Soalan bagaimana dinamika perputaran informasi dalam internet bekerja, sebagian dari kita tentu pernah mendengar tentang program filter algoritma yang tertanam dalam jaringan internet, lebih dari satu dekade lalu.

Program filter algoritma adalah mekanisme yang membantu pengguna internet dalam mengatasi banjir informasi. Singkatnya, algoritma ini akan memberikan rekomendasi informasi yang telah dipersonalisasi berdasarkan kebutuhan individu.

Selain itu, algoritma ini memang ditujukan untuk memaksimalkan keuntungan ekonomi dengan meningkatkan konsumsi media (Haim dkk, 2018). Bagaimana seorang produsen memasarkan produknya, termasuk produk ideologis, kepada orang-orang yang sudah terkelompokkan. Jadi memang algoritma ini diciptakan untuk membantu para pengiklan menyasar target pasarnya (Hartono, 2018).

Bukan rahasia bila narasi yang berkembang di Indonesia (bagaimana pun) akan cenderung memihak Palestina. Selain karena alasan historis bahwa Palestina pernah memberi dukungan atas kemerdekaan Indonesia (Kemenag RI, 2017) dan ketiadaan hubungan diplomatis antara negara Indonesia dengan Israel.

Kenyataan bila warga Indonesia lebih mendukung Palestina karena “solidaritas sesama muslim” juga jadi faktor mengapa gema pro Palestina lebih nyaring terdengar di negara ini.

Saya seorang warga negara Indonesia yang juga seorang Muslimah. Dua variabel yang (mungkin) jadi faktor utama target pasar konten Podcast tersebut, jika dilihat memakai perspektif filter algoritma dalam hal pemasaran ‘produk’. Meski sejatinya, saya tidak memiliki intensi khusus terhadap konflik yang melanda Palestina dan Israel.

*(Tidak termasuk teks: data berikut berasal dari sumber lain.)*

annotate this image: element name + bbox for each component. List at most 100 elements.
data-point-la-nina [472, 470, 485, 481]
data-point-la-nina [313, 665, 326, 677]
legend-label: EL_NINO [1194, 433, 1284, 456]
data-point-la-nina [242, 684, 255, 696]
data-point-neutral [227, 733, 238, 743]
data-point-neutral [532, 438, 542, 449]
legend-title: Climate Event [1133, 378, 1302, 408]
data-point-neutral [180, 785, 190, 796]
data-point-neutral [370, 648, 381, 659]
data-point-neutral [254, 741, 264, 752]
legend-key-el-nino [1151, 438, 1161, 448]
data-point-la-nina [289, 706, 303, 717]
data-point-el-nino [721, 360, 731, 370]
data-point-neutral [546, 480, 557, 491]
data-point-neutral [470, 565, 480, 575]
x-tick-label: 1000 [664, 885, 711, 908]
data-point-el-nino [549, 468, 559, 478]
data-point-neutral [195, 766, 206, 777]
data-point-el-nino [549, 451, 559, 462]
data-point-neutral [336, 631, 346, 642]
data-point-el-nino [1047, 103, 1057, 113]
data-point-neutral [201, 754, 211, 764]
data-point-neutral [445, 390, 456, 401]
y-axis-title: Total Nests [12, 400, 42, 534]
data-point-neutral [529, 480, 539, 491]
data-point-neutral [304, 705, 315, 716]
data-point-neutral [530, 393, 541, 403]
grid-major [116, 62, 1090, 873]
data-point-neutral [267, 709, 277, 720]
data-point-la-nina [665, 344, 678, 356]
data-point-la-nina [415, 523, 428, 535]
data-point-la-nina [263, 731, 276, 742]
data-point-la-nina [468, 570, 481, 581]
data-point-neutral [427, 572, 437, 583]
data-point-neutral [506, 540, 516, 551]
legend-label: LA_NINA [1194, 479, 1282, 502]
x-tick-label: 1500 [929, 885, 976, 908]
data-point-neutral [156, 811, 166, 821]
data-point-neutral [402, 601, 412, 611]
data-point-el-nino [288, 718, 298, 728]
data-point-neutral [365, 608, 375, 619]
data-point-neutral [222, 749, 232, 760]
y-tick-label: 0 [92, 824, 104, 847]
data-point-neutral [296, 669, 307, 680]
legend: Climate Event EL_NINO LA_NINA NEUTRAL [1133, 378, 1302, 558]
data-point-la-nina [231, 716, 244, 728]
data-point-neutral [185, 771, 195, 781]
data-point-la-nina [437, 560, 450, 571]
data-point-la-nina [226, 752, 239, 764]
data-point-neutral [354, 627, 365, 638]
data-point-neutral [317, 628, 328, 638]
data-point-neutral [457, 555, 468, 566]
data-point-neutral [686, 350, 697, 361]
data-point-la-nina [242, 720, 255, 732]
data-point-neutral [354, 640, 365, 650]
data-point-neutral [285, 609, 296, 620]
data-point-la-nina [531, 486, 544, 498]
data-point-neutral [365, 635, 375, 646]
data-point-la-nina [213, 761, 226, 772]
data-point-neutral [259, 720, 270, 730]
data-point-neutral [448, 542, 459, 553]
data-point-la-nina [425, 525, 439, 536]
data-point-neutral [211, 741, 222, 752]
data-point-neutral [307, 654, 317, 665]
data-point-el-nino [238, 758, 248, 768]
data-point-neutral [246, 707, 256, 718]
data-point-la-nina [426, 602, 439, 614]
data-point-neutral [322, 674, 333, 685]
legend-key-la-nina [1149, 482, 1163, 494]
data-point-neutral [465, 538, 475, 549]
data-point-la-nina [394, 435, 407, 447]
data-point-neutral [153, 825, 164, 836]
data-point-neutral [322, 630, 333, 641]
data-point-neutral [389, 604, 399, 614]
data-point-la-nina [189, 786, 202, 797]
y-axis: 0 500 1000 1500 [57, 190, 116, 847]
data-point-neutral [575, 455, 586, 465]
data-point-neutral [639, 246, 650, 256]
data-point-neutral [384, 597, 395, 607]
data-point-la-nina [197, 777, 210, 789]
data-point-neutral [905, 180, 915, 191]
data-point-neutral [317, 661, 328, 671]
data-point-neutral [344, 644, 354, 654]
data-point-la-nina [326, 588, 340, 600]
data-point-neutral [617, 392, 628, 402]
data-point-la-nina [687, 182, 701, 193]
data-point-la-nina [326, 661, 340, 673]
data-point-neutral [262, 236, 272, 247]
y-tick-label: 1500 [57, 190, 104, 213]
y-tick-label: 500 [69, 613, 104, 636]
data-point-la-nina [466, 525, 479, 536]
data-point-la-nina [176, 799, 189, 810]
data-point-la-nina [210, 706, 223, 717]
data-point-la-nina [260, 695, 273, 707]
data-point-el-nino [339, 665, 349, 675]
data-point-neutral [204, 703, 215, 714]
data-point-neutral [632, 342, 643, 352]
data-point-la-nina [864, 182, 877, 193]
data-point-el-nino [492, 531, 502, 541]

Bagi saya, dalam konteks peperangan, siapa pun nanti yang jadi pemenang, kekalahan tetap ada pada rakyat sipil. Antara Israel atau Palestina, korbannya tetap warga sipil dari kedua belah pihak negara. Sementara pemenang sejati adalah pihak yang diuntungkan atas peperangan tersebut. Para supplyer senjata, misalnya.

Sayangnya, program filter algoritma seolah tidak mengizinkan kita untuk memiliki insight dari perspektif lain. Ia justru mengantarkan kita pada sebuah gelembung filter (filter bubble) yang akan mengisolasi kita terhadap informasi di luar gelembung yang biasa kita miliki (Pariser, 2011).

Imbasnya adalah hal yang terjadi saat ini. Di mana kita (baca: dunia) terseret arus polarisasi antara ‘siapa mendukung apa’; Palestina atau Israel. Lihat saja bagaimana trend topik dunia ini terpecah antara opini para pendukung kedua negara tersebut di platform media sosial mana pun; Instagram, Twitter, Facebook, dan lain sejenisnya, yang jadi semakin banal dari waktu ke waktu.

Dari pembacaan saya tentang bagaimana perputaran informasi di dunia digital terjadi, saya melihat sebuah jebakan naratif atas opini benar dan salah dalam konteks peperangan Israel dan Palestina. Bagaimana warna pikiran kita bisa disetel dengan adanya gelembung filter algoritma dalam internet.

Jujur saja, saya tidak mau terjebak ke dalam lubang narasi yang hanya memiliki satu warna, lalu mematikan sakelar kritis akal saya akibat informasi satu pintu. Kalau kamu?